• More than 12,700 tons of trash was cleared from state roadsides during the first year of Gov. Gavin Newsom’s Clean California initiative—a $1.1 billion multiyear cleanup effort that began July 2021, according to a July 14 statement from Newsom’s office. This amount would fill enough trash bags to line the California coastline twice, according to the governor’s office, and the initiative itself funded 231 projects to revitalized underserved communities and created nearly 1,500 jobs with more expected in the coming years. “It’s simple: All Californians deserve clean streets. That’s why we’re cleaning up California like never before in our state’s history,” Newsom said in the statement. “I’m proud of the work we’ve done in just one year to make the Golden State a cleaner, safer place to call home—and we’re just getting started.” In the first-year of Clean California, Caltrans collected more than 12,000 tons of litter from the state highway system and hired more than 700 new team members and 470 maintenance positions. California saw 126 beautification projects with a $312 million budget to transform and connect communities, along with local grant projects and adopt-a-highway program, according to the governor’s office. 

• U.S. Rep. Salud Carbajal voted to approve two bills he co-sponsored in the U.S. House of Representatives to affirm the right to keep reproductive health care choices between a patient and a doctor, according to a July 15 statement from the congressman’s office. The first of the two bills would codify a nationwide right to abortion and the other would secure a patient’s right to travel nationally for reproductive health care without interference or fear of prosecution. “In the weeks since members of the radical Supreme Court chose to break its own vow to uphold Roe as settled law, we have seen that far-right Republicans are not interested in stopping here,” Carbajal said in the statement. “There are now nationwide abortion bans being championed in Congress, at least nine states have banned abortion outright and more plan to imminently, and millions of women now live in communities hundreds of miles from the nearest reproductive health provider. I have fought to codify the rights to privacy and abortion access in Congress, and I continue to with these votes today.”

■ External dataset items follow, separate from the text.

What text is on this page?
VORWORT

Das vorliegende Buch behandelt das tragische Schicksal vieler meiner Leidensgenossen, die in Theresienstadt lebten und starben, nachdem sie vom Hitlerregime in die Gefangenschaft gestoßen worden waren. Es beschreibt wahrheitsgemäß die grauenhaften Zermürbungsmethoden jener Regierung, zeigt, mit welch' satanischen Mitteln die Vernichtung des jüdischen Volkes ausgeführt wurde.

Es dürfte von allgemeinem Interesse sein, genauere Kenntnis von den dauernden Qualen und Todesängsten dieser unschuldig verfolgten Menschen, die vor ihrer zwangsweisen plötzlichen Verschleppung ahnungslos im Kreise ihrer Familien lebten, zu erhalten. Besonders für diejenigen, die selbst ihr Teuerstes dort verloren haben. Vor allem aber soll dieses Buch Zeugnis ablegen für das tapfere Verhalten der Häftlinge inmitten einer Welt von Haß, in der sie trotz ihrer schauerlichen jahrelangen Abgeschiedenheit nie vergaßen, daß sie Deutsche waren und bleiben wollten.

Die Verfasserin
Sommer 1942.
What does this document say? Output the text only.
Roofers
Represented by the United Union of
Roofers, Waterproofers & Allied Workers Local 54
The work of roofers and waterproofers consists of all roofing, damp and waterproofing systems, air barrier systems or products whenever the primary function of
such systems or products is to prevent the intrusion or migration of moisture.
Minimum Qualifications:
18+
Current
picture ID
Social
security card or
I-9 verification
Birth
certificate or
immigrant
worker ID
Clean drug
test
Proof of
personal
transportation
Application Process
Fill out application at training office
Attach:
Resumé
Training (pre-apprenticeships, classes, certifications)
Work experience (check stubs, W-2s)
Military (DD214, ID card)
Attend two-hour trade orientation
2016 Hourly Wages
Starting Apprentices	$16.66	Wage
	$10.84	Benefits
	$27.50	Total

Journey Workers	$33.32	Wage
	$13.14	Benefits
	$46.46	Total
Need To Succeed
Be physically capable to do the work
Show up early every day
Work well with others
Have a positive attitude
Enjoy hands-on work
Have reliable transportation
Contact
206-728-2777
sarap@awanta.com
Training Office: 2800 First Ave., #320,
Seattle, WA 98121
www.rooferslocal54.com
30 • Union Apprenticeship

• U.S. Sen. Alex Padilla along with several of his colleagues sent a letter to Attorney General Merrick Garland, commending the U.S. Department of Justice’s restoration of supplemental environmental projects—which advance environmental justice and environmental law—and outlined recommendations to improve the program, according to a July 13 statement from the senator’s office. Examples of successful supplemental environmental projects include setting up health clinics, expanding community air monitoring or school air filters, providing mobile asthma vans, and funding equitable home buyouts. “Enforcement of the nation’s bedrock environmental laws is essential to protecting fence-line communities, especially communities of color, low-income communities, and tribal communities,” the letter stated. “Under your leadership, we believe that the [Department of Justice] and [Environmental Protection Agency] can rebuild what it means to enforce environmental laws in a manner that provides tangible benefits to the communities harmed by the violations.” This continues to be important as communities grapple with the pandemic’s effects, which have harmed the same communities who face toxic air, water, and chemical pollution, the senators added.